A carta que Donald Trump enviou ao presidente Lula pode parecer, à primeira vista, uma manifestação política em defesa de aliados e bandeiras caras ao ex-presidente americano. Mas quando lida com atenção, revela intenções mais estratégicas e, por que não dizer, bastante pragmáticas.
Trump toca em três pontos. Dois deles são juridicamente sensíveis e, curiosamente, totalmente fora do alcance do presidente Lula (PT). O primeiro é sobre o processo contra Jair Bolsonaro. O segundo, sobre as ações do STF e de Alexandre de Moraes contra as Big Techs. Em ambos os casos, assessores próximos de Trump sabem que Lula não tem poder para interferir. O Judiciário brasileiro é independente e qualquer tentativa de ingerência seria não apenas ineficaz como politicamente desastrosa. Ou seja, Trump sabe que esses dois pedidos são impossíveis de atender.
Mas aí vem o terceiro ponto, e é nele que está o verdadeiro objetivo da carta. Trump quer que o Brasil elimine tarifas aplicadas contra produtos dos Estados Unidos. Alega que se trata de uma prática injusta, apesar do superávit comercial brasileiro. Essa é a parte que interessa de verdade.
Retirar tarifas é algo que o Executivo brasileiro pode fazer, se quiser negociar. E se fizer, Trump esquecerá rapidamente os dois primeiros tópicos da carta. Porque, no fundo, eles cumprem apenas um papel político: agradar dois grupos importantes para sua base, os defensores do Bolsonaro e os representantes das Big Techs que querem ver suas operações no Brasil menos reguladas.
Ou seja, a carta é, na prática, uma manobra com três objetivos. Dois são barulhentos e inócuos, o terceiro, silencioso e eficaz. É a velha fórmula Trump, criar ruído para abrir espaço de barganha. A roupagem é nova, mas o conteúdo é o mesmo.
Contexto geopolítico
Há também um pano de fundo geopolítico que ajuda a dar contexto, mas não explica por completo a iniciativa. A questão dos BRICS funciona mais como um motivador do que como uma razão central. O grupo é composto por países com posições muito distintas em relação aos Estados Unidos. A China, principal força do bloco, é hoje o maior rival estratégico de Washington. A Rússia vive uma relação ambígua, com tensões e momentos de diálogo. A Arábia Saudita é aliada formal dos EUA. O Irã foi recentemente bombardeado por forças americanas. E a Índia é o grande objeto de sedução da política externa norte-americana no atual contexto de competição global.
Nesse cenário, o Brasil aparece como um membro periférico, mas simbólico. As falas recentes do presidente Lula sobre o BRICS, a nova governança global e críticas indiretas aos EUA ajudaram a colocar seu nome mais rapidamente no radar de Trump. Provocaram um senso de urgência que talvez não existisse há algumas semanas. Se não fosse por isso, talvez a carta nem tivesse sido enviada ou demorasse a surgir.

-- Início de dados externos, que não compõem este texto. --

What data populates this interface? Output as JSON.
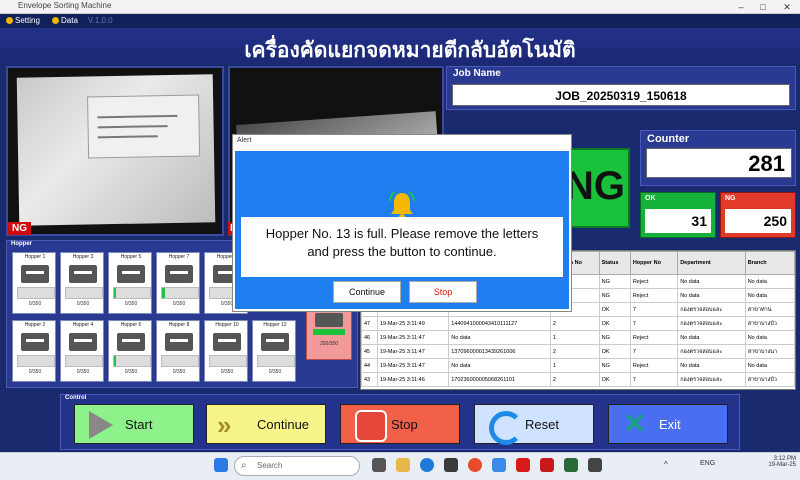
{
  "window": {
    "title": "Envelope Sorting Machine"
  },
  "menu": {
    "setting": "Setting",
    "data": "Data",
    "version": "V.1.0.0"
  },
  "header": {
    "title": "เครื่องคัดแยกจดหมายตีกลับอัตโนมัติ"
  },
  "camera": {
    "left_tag": "NG",
    "right_tag": "NG"
  },
  "job": {
    "label": "Job Name",
    "value": "JOB_20250319_150618"
  },
  "result": {
    "value": "NG",
    "color": "#19c23a"
  },
  "counter": {
    "label": "Counter",
    "total": "281",
    "ok_label": "OK",
    "ok": "31",
    "ng_label": "NG",
    "ng": "250"
  },
  "hoppers": {
    "label": "Hopper",
    "items": [
      {
        "name": "Hopper 1",
        "count": "0/350",
        "fill": 0
      },
      {
        "name": "Hopper 3",
        "count": "0/350",
        "fill": 0
      },
      {
        "name": "Hopper 5",
        "count": "0/350",
        "fill": 0.05
      },
      {
        "name": "Hopper 7",
        "count": "0/350",
        "fill": 0.08
      },
      {
        "name": "Hopper 9",
        "count": "0/350",
        "fill": 0
      },
      {
        "name": "Hopper 2",
        "count": "0/350",
        "fill": 0
      },
      {
        "name": "Hopper 4",
        "count": "0/350",
        "fill": 0
      },
      {
        "name": "Hopper 6",
        "count": "0/350",
        "fill": 0.05
      },
      {
        "name": "Hopper 8",
        "count": "0/350",
        "fill": 0
      },
      {
        "name": "Hopper 10",
        "count": "0/350",
        "fill": 0
      },
      {
        "name": "Hopper 12",
        "count": "0/350",
        "fill": 0
      }
    ],
    "reject": {
      "count": "250/350"
    }
  },
  "table": {
    "headers": [
      "",
      "Date",
      "Barcode",
      "Camera No",
      "Status",
      "Hopper No",
      "Department",
      "Branch"
    ],
    "rows": [
      [
        "",
        "",
        "",
        "2",
        "NG",
        "Reject",
        "No data",
        "No data"
      ],
      [
        "",
        "",
        "",
        "1",
        "NG",
        "Reject",
        "No data",
        "No data"
      ],
      [
        "",
        "",
        "",
        "2",
        "OK",
        "7",
        "กองตรวจสอบและ",
        "สาขาท่าน"
      ],
      [
        "47",
        "19-Mar-25 3:11:49",
        "1440941000043410111127",
        "2",
        "OK",
        "7",
        "กองตรวจสอบและ",
        "สาขาบางบัว"
      ],
      [
        "46",
        "19-Mar-25 3:11:47",
        "No data",
        "1",
        "NG",
        "Reject",
        "No data",
        "No data"
      ],
      [
        "45",
        "19-Mar-25 3:11:47",
        "137096000013439261006",
        "2",
        "OK",
        "7",
        "กองตรวจสอบและ",
        "สาขาบางนา"
      ],
      [
        "44",
        "19-Mar-25 3:11:47",
        "No data",
        "1",
        "NG",
        "Reject",
        "No data",
        "No data"
      ],
      [
        "43",
        "19-Mar-25 3:11:46",
        "170236000005068261101",
        "2",
        "OK",
        "7",
        "กองตรวจสอบและ",
        "สาขาบางบัว"
      ]
    ]
  },
  "control": {
    "label": "Control",
    "start": "Start",
    "continue": "Continue",
    "stop": "Stop",
    "reset": "Reset",
    "exit": "Exit"
  },
  "dialog": {
    "title": "Alert",
    "message": "Hopper No. 13  is full. Please remove the letters and press the button to continue.",
    "continue": "Continue",
    "stop": "Stop"
  },
  "taskbar": {
    "search_placeholder": "Search",
    "lang": "ENG",
    "time": "3:12 PM",
    "date": "19-Mar-25"
  }
}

Mas como Trump não menciona o BRICS em nenhum momento da carta, fica claro que o tema não é o coração da questão. Funcionou como catalisador, mas não como motor. O que move Trump, como sempre, é comércio. E o que ele quer, de verdade, é ver as tarifas brasileiras contra produtos americanos sendo derrubadas.

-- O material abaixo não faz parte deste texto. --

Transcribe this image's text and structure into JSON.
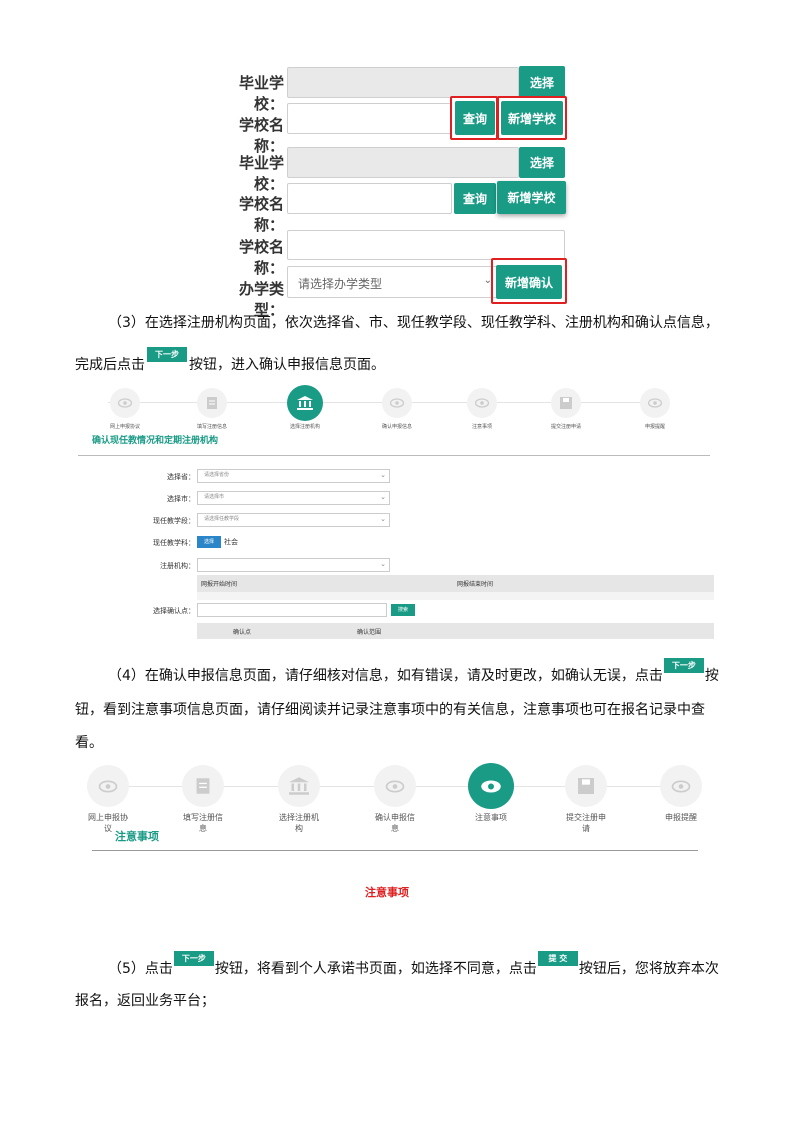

Agora, cabe ao governo brasileiro escolher o caminho. Pode negociar nos bastidores, com pragmatismo. Ou pode adotar um tom mais duro e público, entrando no jogo geopolítico com resposta à altura. Ambas as estratégias têm seus riscos e suas vantagens, mas o mais importante é entender que, dessa vez, o jogo é comercial, não judicial. E Trump deixou isso bem claro, ainda que camuflado numa carta carregada de retórica.